Establishing a New CDOS Graduation
In April 2013, the Board of Regents adopted regulations containing procedures through which students with disabilities may exit school with a CDOS Commencement Credential as a supplement to a regular high school diploma or, for a student with a disability who is unable to earn a regular diploma, as the student’s exiting credential. At the Regents March 2016 meeting, the Board took emergency action to amend sections 100.5 and 100.6 of regulations to establish a Career Development Occupational Studies (CDOS) graduation pathway option, culminating with a Regents high school diploma.

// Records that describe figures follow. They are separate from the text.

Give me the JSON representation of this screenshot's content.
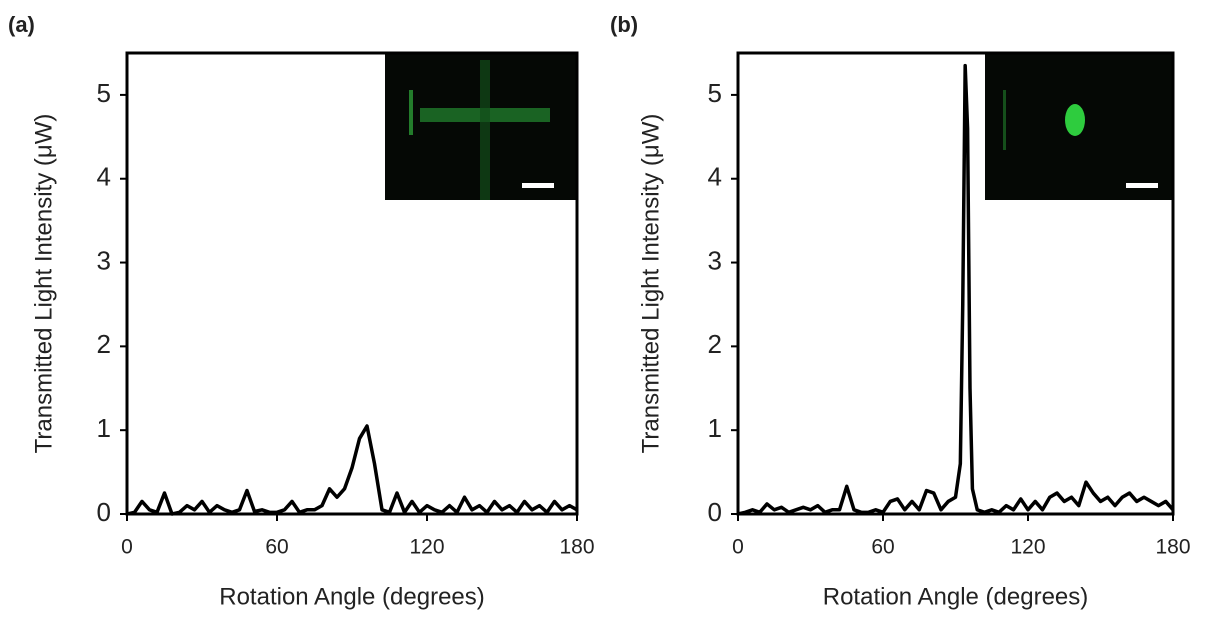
{
  "chart_data": [
    {
      "type": "line",
      "panel_label": "(a)",
      "xlabel": "Rotation Angle (degrees)",
      "ylabel": "Transmitted Light Intensity (μW)",
      "xlim": [
        0,
        180
      ],
      "xticks": [
        0,
        60,
        120,
        180
      ],
      "ylim": [
        0,
        5.5
      ],
      "yticks": [
        0,
        1,
        2,
        3,
        4,
        5
      ],
      "color": "#000000",
      "grid": false,
      "x": [
        0,
        3,
        6,
        9,
        12,
        15,
        18,
        21,
        24,
        27,
        30,
        33,
        36,
        39,
        42,
        45,
        48,
        51,
        54,
        57,
        60,
        63,
        66,
        69,
        72,
        75,
        78,
        81,
        84,
        87,
        90,
        93,
        96,
        99,
        102,
        105,
        108,
        111,
        114,
        117,
        120,
        123,
        126,
        129,
        132,
        135,
        138,
        141,
        144,
        147,
        150,
        153,
        156,
        159,
        162,
        165,
        168,
        171,
        174,
        177,
        180
      ],
      "values": [
        0,
        0.02,
        0.15,
        0.05,
        0.02,
        0.25,
        0,
        0.02,
        0.1,
        0.05,
        0.15,
        0.02,
        0.1,
        0.05,
        0.02,
        0.05,
        0.28,
        0.03,
        0.05,
        0.02,
        0.02,
        0.05,
        0.15,
        0.02,
        0.05,
        0.05,
        0.1,
        0.3,
        0.2,
        0.3,
        0.55,
        0.9,
        1.05,
        0.6,
        0.05,
        0.02,
        0.25,
        0.02,
        0.15,
        0.02,
        0.1,
        0.05,
        0.02,
        0.1,
        0.02,
        0.2,
        0.05,
        0.1,
        0.02,
        0.15,
        0.05,
        0.1,
        0.02,
        0.15,
        0.05,
        0.1,
        0.02,
        0.15,
        0.05,
        0.1,
        0.05
      ]
    },
    {
      "type": "line",
      "panel_label": "(b)",
      "xlabel": "Rotation Angle (degrees)",
      "ylabel": "Transmitted Light Intensity (μW)",
      "xlim": [
        0,
        180
      ],
      "xticks": [
        0,
        60,
        120,
        180
      ],
      "ylim": [
        0,
        5.5
      ],
      "yticks": [
        0,
        1,
        2,
        3,
        4,
        5
      ],
      "color": "#000000",
      "grid": false,
      "x": [
        0,
        3,
        6,
        9,
        12,
        15,
        18,
        21,
        24,
        27,
        30,
        33,
        36,
        39,
        42,
        45,
        48,
        51,
        54,
        57,
        60,
        63,
        66,
        69,
        72,
        75,
        78,
        81,
        84,
        87,
        90,
        92,
        93,
        94,
        95,
        96,
        97,
        99,
        102,
        105,
        108,
        111,
        114,
        117,
        120,
        123,
        126,
        129,
        132,
        135,
        138,
        141,
        144,
        147,
        150,
        153,
        156,
        159,
        162,
        165,
        168,
        171,
        174,
        177,
        180
      ],
      "values": [
        0,
        0.02,
        0.05,
        0.02,
        0.12,
        0.05,
        0.08,
        0.02,
        0.05,
        0.08,
        0.05,
        0.1,
        0.02,
        0.05,
        0.05,
        0.33,
        0.05,
        0.02,
        0.02,
        0.05,
        0.02,
        0.15,
        0.18,
        0.05,
        0.15,
        0.05,
        0.28,
        0.25,
        0.05,
        0.15,
        0.2,
        0.6,
        2.5,
        5.35,
        4.6,
        1.5,
        0.3,
        0.05,
        0.02,
        0.05,
        0.02,
        0.1,
        0.05,
        0.18,
        0.05,
        0.15,
        0.05,
        0.2,
        0.25,
        0.15,
        0.2,
        0.1,
        0.38,
        0.25,
        0.15,
        0.2,
        0.1,
        0.2,
        0.25,
        0.15,
        0.2,
        0.15,
        0.1,
        0.15,
        0.05
      ]
    }
  ]
}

The new CDOS graduation pathway is available to all students, beginning in June 2016.
The new “4+CDOS Pathway to a high school diploma” will allow students to graduate with a Regents diploma when they have demonstrated the state’s standards for academic achievement in math, English, science, social studies, and the state’s standards for essential work-readiness, knowledge and skills necessary for successful employment after high school. There are two options by which students may meet the CDOS criterion:
• Develop a Career Plan.
• Demonstrate achievement at the commencement level of CDOS learning standards.

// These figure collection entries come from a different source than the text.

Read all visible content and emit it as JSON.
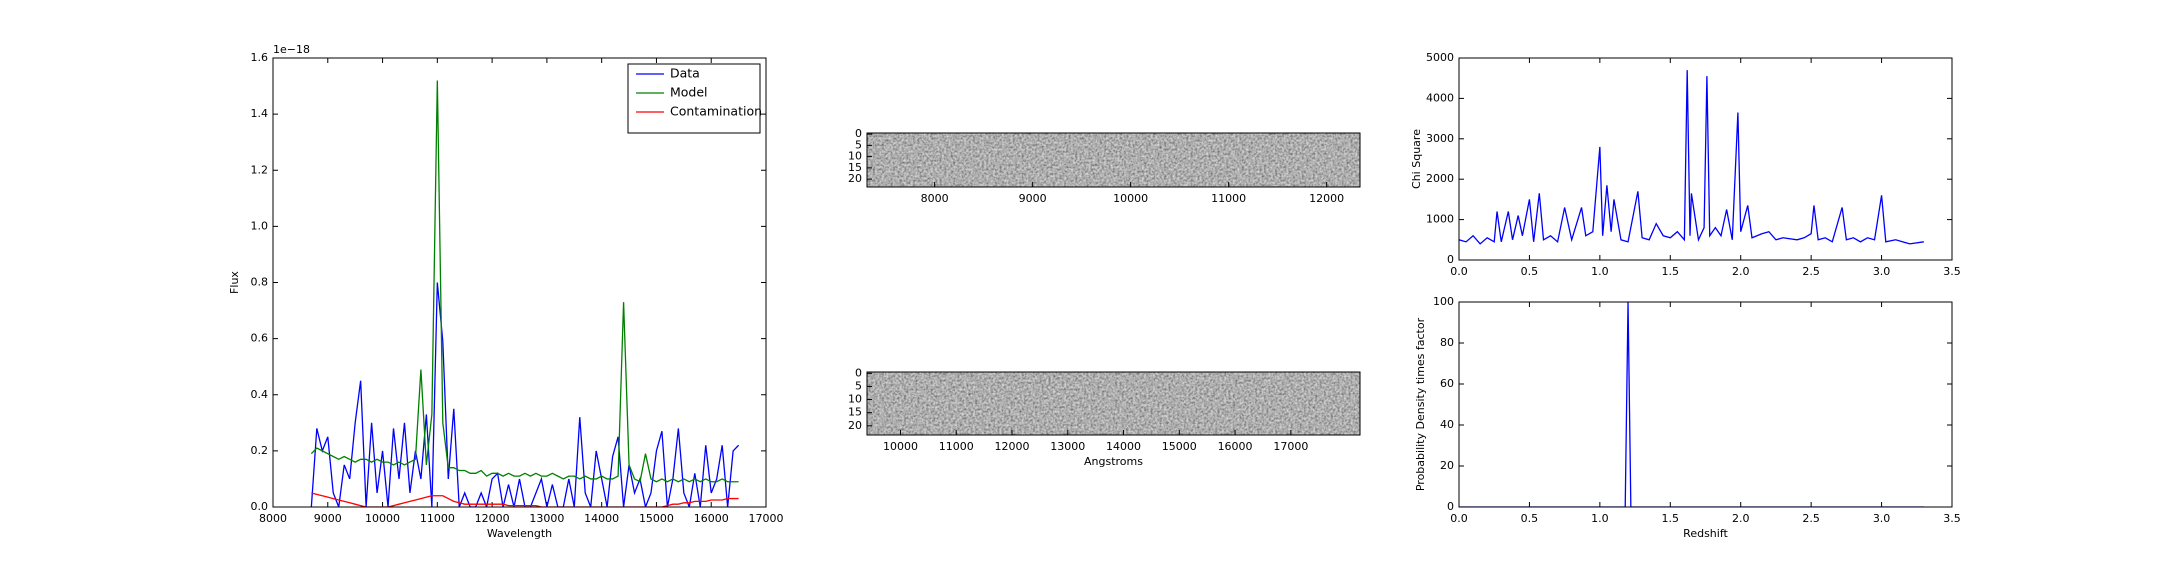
{
  "chart_data": [
    {
      "type": "line",
      "xlabel": "Wavelength",
      "ylabel": "Flux",
      "offset_text": "1e−18",
      "x": [
        8700,
        8800,
        8900,
        9000,
        9100,
        9200,
        9300,
        9400,
        9500,
        9600,
        9700,
        9800,
        9900,
        10000,
        10100,
        10200,
        10300,
        10400,
        10500,
        10600,
        10700,
        10800,
        10900,
        11000,
        11100,
        11200,
        11300,
        11400,
        11500,
        11600,
        11700,
        11800,
        11900,
        12000,
        12100,
        12200,
        12300,
        12400,
        12500,
        12600,
        12700,
        12800,
        12900,
        13000,
        13100,
        13200,
        13300,
        13400,
        13500,
        13600,
        13700,
        13800,
        13900,
        14000,
        14100,
        14200,
        14300,
        14400,
        14500,
        14600,
        14700,
        14800,
        14900,
        15000,
        15100,
        15200,
        15300,
        15400,
        15500,
        15600,
        15700,
        15800,
        15900,
        16000,
        16100,
        16200,
        16300,
        16400,
        16500
      ],
      "series": [
        {
          "name": "Data",
          "color": "#0000ff",
          "values": [
            0,
            0.28,
            0.2,
            0.25,
            0.05,
            0,
            0.15,
            0.1,
            0.3,
            0.45,
            0,
            0.3,
            0.05,
            0.2,
            0,
            0.28,
            0.1,
            0.3,
            0.05,
            0.2,
            0.1,
            0.33,
            0,
            0.8,
            0.59,
            0.1,
            0.35,
            0,
            0.05,
            0,
            0,
            0.05,
            0,
            0.1,
            0.12,
            0,
            0.08,
            0,
            0.1,
            0,
            0,
            0.05,
            0.1,
            0,
            0.08,
            0,
            0,
            0.1,
            0,
            0.32,
            0.05,
            0,
            0.2,
            0.1,
            0,
            0.18,
            0.25,
            0,
            0.15,
            0.05,
            0.1,
            0,
            0.05,
            0.2,
            0.27,
            0,
            0.1,
            0.28,
            0.05,
            0,
            0.12,
            0,
            0.22,
            0.05,
            0.1,
            0.22,
            0,
            0.2,
            0.22
          ]
        },
        {
          "name": "Model",
          "color": "#008000",
          "values": [
            0.19,
            0.21,
            0.2,
            0.19,
            0.18,
            0.17,
            0.18,
            0.17,
            0.16,
            0.17,
            0.17,
            0.16,
            0.17,
            0.16,
            0.16,
            0.15,
            0.16,
            0.15,
            0.16,
            0.17,
            0.49,
            0.15,
            0.33,
            1.52,
            0.3,
            0.14,
            0.14,
            0.13,
            0.13,
            0.12,
            0.12,
            0.13,
            0.11,
            0.12,
            0.12,
            0.11,
            0.12,
            0.11,
            0.11,
            0.12,
            0.11,
            0.12,
            0.11,
            0.11,
            0.12,
            0.11,
            0.1,
            0.11,
            0.11,
            0.1,
            0.11,
            0.1,
            0.1,
            0.11,
            0.1,
            0.1,
            0.11,
            0.73,
            0.15,
            0.1,
            0.09,
            0.19,
            0.1,
            0.09,
            0.1,
            0.09,
            0.1,
            0.09,
            0.1,
            0.09,
            0.1,
            0.09,
            0.1,
            0.09,
            0.09,
            0.1,
            0.09,
            0.09,
            0.09
          ]
        },
        {
          "name": "Contamination",
          "color": "#ff0000",
          "values": [
            0.05,
            0.045,
            0.04,
            0.035,
            0.03,
            0.025,
            0.02,
            0.015,
            0.01,
            0.005,
            0,
            0,
            0,
            0,
            0,
            0.005,
            0.01,
            0.015,
            0.02,
            0.025,
            0.03,
            0.035,
            0.04,
            0.04,
            0.04,
            0.03,
            0.02,
            0.015,
            0.01,
            0.01,
            0.01,
            0.01,
            0.01,
            0.01,
            0.01,
            0.01,
            0.005,
            0.005,
            0.005,
            0.005,
            0.005,
            0.005,
            0,
            0,
            0,
            0,
            0,
            0,
            0,
            0,
            0,
            0,
            0,
            0,
            0,
            0,
            0,
            0,
            0,
            0,
            0,
            0,
            0,
            0,
            0,
            0.005,
            0.01,
            0.01,
            0.015,
            0.015,
            0.02,
            0.02,
            0.02,
            0.025,
            0.025,
            0.025,
            0.03,
            0.03,
            0.03
          ]
        }
      ],
      "xlim": [
        8000,
        17000
      ],
      "xticks": [
        8000,
        9000,
        10000,
        11000,
        12000,
        13000,
        14000,
        15000,
        16000,
        17000
      ],
      "ylim": [
        0,
        1.6
      ],
      "yticks": [
        {
          "value": 0,
          "label": "0.0"
        },
        0.2,
        0.4,
        0.6,
        0.8,
        {
          "value": 1,
          "label": "1.0"
        },
        1.2,
        1.4,
        1.6
      ],
      "legend": "upper right"
    },
    {
      "type": "image",
      "xlim": [
        7310,
        12340
      ],
      "xticks": [
        8000,
        9000,
        10000,
        11000,
        12000
      ],
      "ylim": [
        23.5,
        -0.5
      ],
      "yticks": [
        0,
        5,
        10,
        15,
        20
      ]
    },
    {
      "type": "image",
      "xlabel": "Angstroms",
      "xlim": [
        9400,
        18240
      ],
      "xticks": [
        10000,
        11000,
        12000,
        13000,
        14000,
        15000,
        16000,
        17000
      ],
      "ylim": [
        23.5,
        -0.5
      ],
      "yticks": [
        0,
        5,
        10,
        15,
        20
      ]
    },
    {
      "type": "line",
      "ylabel": "Chi Square",
      "color": "#0000ff",
      "x": [
        0,
        0.05,
        0.1,
        0.15,
        0.2,
        0.25,
        0.27,
        0.3,
        0.35,
        0.38,
        0.42,
        0.45,
        0.5,
        0.53,
        0.57,
        0.6,
        0.65,
        0.7,
        0.75,
        0.8,
        0.87,
        0.9,
        0.95,
        1.0,
        1.02,
        1.05,
        1.08,
        1.1,
        1.15,
        1.2,
        1.27,
        1.3,
        1.35,
        1.4,
        1.45,
        1.5,
        1.55,
        1.6,
        1.62,
        1.64,
        1.65,
        1.7,
        1.74,
        1.76,
        1.78,
        1.82,
        1.86,
        1.9,
        1.94,
        1.98,
        2.0,
        2.05,
        2.08,
        2.15,
        2.2,
        2.25,
        2.3,
        2.4,
        2.45,
        2.5,
        2.52,
        2.55,
        2.6,
        2.65,
        2.72,
        2.75,
        2.8,
        2.85,
        2.9,
        2.95,
        3.0,
        3.03,
        3.1,
        3.2,
        3.3
      ],
      "values": [
        500,
        450,
        600,
        400,
        550,
        450,
        1200,
        450,
        1200,
        500,
        1100,
        600,
        1500,
        450,
        1650,
        500,
        600,
        450,
        1300,
        500,
        1300,
        600,
        700,
        2800,
        600,
        1850,
        700,
        1500,
        500,
        450,
        1700,
        550,
        500,
        900,
        600,
        550,
        700,
        500,
        4700,
        600,
        1650,
        500,
        800,
        4550,
        600,
        800,
        600,
        1250,
        500,
        3650,
        700,
        1350,
        550,
        650,
        700,
        500,
        550,
        500,
        550,
        650,
        1350,
        500,
        550,
        450,
        1300,
        500,
        550,
        450,
        550,
        500,
        1600,
        450,
        500,
        400,
        450
      ],
      "xlim": [
        0,
        3.5
      ],
      "xticks": [
        {
          "value": 0,
          "label": "0.0"
        },
        0.5,
        {
          "value": 1,
          "label": "1.0"
        },
        1.5,
        {
          "value": 2,
          "label": "2.0"
        },
        2.5,
        {
          "value": 3,
          "label": "3.0"
        },
        3.5
      ],
      "ylim": [
        0,
        5000
      ],
      "yticks": [
        0,
        1000,
        2000,
        3000,
        4000,
        5000
      ]
    },
    {
      "type": "line",
      "xlabel": "Redshift",
      "ylabel": "Probability Density times factor",
      "color": "#0000ff",
      "x": [
        0,
        1.18,
        1.2,
        1.22,
        3.3
      ],
      "values": [
        0,
        0,
        100,
        0,
        0
      ],
      "xlim": [
        0,
        3.5
      ],
      "xticks": [
        {
          "value": 0,
          "label": "0.0"
        },
        0.5,
        {
          "value": 1,
          "label": "1.0"
        },
        1.5,
        {
          "value": 2,
          "label": "2.0"
        },
        2.5,
        {
          "value": 3,
          "label": "3.0"
        },
        3.5
      ],
      "ylim": [
        0,
        100
      ],
      "yticks": [
        0,
        20,
        40,
        60,
        80,
        100
      ]
    }
  ]
}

• Complete at least 216 hours of CTE coursework and /or work-based learning, with at least 54 hours in work-based learning experiences.
• Complete an employability profile.
In lieu of option 1, meet the requirements for a nationally recognized work readiness credential such as one of the following:
• National Work Readiness Credential
• SkillsUSA Work Force Ready Employability Assessment
• National Career Readiness Certificate WorkKeys – (ACT)
• Comprehensive Adult Student Assessment Systems Workforce Skills Certification System
Expanding Appeals of Regents Examinations
The Regents unanimously passed an emergency action item amending section 100.5(d)(7) of regulations, relating to appeals of Regents examinations passing scores. Effective June 2016, the amended regulation extends the range for which an appeal may be granted, from 62 to 64, to 60 to 64; and deletes the criterion that the student has a 95 percent attendance rate. The remaining criteria that must be met by students in order to be granted such an appeal are:
1. Have taken the Regents examination under appeal at least twice.
2. Present evidence that the student has taken advantage of academic help.
3. Have a passing course average in the subject area.
4. Be recommended for an exemption to the graduation requirement by the teacher or department chairperson.
Annual Professional Performance Reviews
Near the close of the full board meeting Regent Judith Johnson strongly expressed the need to include the annual professional performance review (APPR) system as an agenda item for the next Regents meeting, on April 18 and 19. She said there remains a need to review all aspects of APPR requirements including the timeline for all school districts to transition to section 3012-d systems, as well as the system’s “matrix” and component requirements. Commissioner Elia agreed to include APPR as an agenda item, but also pointed out that school districts will have had 18 months to put the new system in place and that the department is working with superintendents in this regard.